O ministro de Estado e das Finanças, Joaquim Miranda Sarmento

Ministro das Finanças critica medida de 2016 e faz contas com uma deputada do Livre: 96 é menos do que 116.

Foram muitos 6 na mesma conversa: em 2026, o ministro das Finanças recuperou uma decisão tomada em 2016, fez contas com uma deputada com 90+6 e lembrou que 96 é menos do que 116.

Joaquim Miranda Sarmento esteve numa audição parlamentar na Comissão de Orçamento, Finanças e Administração Pública, nesta quarta-feira (que não foi dia 16, foi dia 13).

O ministro falava sobre o IVA na restauração, que está com 13%, a taxa intermédia. Mas estava nos 23%. Até que, em Julho de 2016, desceu 10 pontos percentuais para os actuais 13%.

António Costa justificou na altura: “Nos últimos anos tivemos neste sector a destruição de 4000 empresas, uma redução de 750 milhões de euros do volume de negócios e uma perda de 20 000 postos de trabalho”.

A descida do IVA na restauração servia para ajudar a devolver a confiança, que é o “primeiro pilar da importância do cumprimento dos compromissos assumidos com os cidadãos e os agentes económicos”, comentava o então primeiro-ministro.

Uma década depois, Miranda Sarmento não tem dúvidas: essa descida foi um “erro crasso” de política orçamental e económica.

“Se há alguém que nestes 10 anos escreveu e criticou essa medida, fui eu.
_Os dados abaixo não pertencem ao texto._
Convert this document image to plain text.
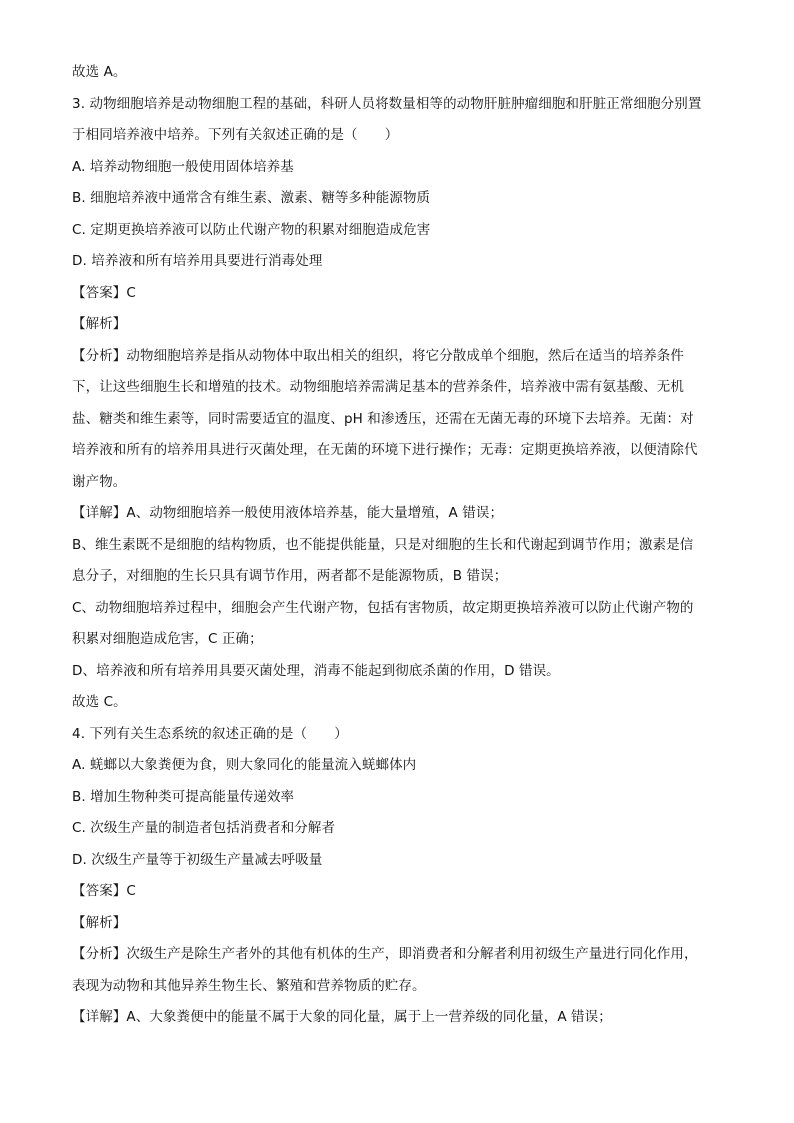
故选 A。
3. 动物细胞培养是动物细胞工程的基础，科研人员将数量相等的动物肝脏肿瘤细胞和肝脏正常细胞分别置
于相同培养液中培养。下列有关叙述正确的是（　　）
A. 培养动物细胞一般使用固体培养基
B. 细胞培养液中通常含有维生素、激素、糖等多种能源物质
C. 定期更换培养液可以防止代谢产物的积累对细胞造成危害
D. 培养液和所有培养用具要进行消毒处理
【答案】C
【解析】
【分析】动物细胞培养是指从动物体中取出相关的组织，将它分散成单个细胞，然后在适当的培养条件
下，让这些细胞生长和增殖的技术。动物细胞培养需满足基本的营养条件，培养液中需有氨基酸、无机
盐、糖类和维生素等，同时需要适宜的温度、pH 和渗透压，还需在无菌无毒的环境下去培养。无菌：对
培养液和所有的培养用具进行灭菌处理，在无菌的环境下进行操作；无毒：定期更换培养液，以便清除代
谢产物。
【详解】A、动物细胞培养一般使用液体培养基，能大量增殖，A 错误；
B、维生素既不是细胞的结构物质，也不能提供能量，只是对细胞的生长和代谢起到调节作用；激素是信
息分子，对细胞的生长只具有调节作用，两者都不是能源物质，B 错误；
C、动物细胞培养过程中，细胞会产生代谢产物，包括有害物质，故定期更换培养液可以防止代谢产物的
积累对细胞造成危害，C 正确；
D、培养液和所有培养用具要灭菌处理，消毒不能起到彻底杀菌的作用，D 错误。
故选 C。
4. 下列有关生态系统的叙述正确的是（　　）
A. 蜣螂以大象粪便为食，则大象同化的能量流入蜣螂体内
B. 增加生物种类可提高能量传递效率
C. 次级生产量的制造者包括消费者和分解者
D. 次级生产量等于初级生产量减去呼吸量
【答案】C
【解析】
【分析】次级生产是除生产者外的其他有机体的生产，即消费者和分解者利用初级生产量进行同化作用，
表现为动物和其他异养生物生长、繁殖和营养物质的贮存。
【详解】A、大象粪便中的能量不属于大象的同化量，属于上一营养级的同化量，A 错误；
Essa medida custa 1.000 milhões“, atirou o ministro das Finanças. Foi uma medida “altamente populista”, classificou, num momento em que a restauração estava em “franca expansão”.

A conversa decorria com Patrícia Gonçalves, deputada do Livre, partido que concorda com o ministro neste assunto. Patrícia perguntou: “Porque é que o senhor ministro não reverte a medida?”.

Miranda Sarmento fez outras contas, ao juntar os deputados de AD (que até são 91, não 90) e Livre: “90 mais 6 dá 96 deputados. A maioria nesta casa são 116. Se a senhora deputada conseguir, com a sua argumentação, convencer outros partidos a votar… O Parlamento tomará as decisões que entender”.

Ou seja, o ministro das Finanças deixou um desafio aos deputados: aprovarem a subida do IVA na restauração.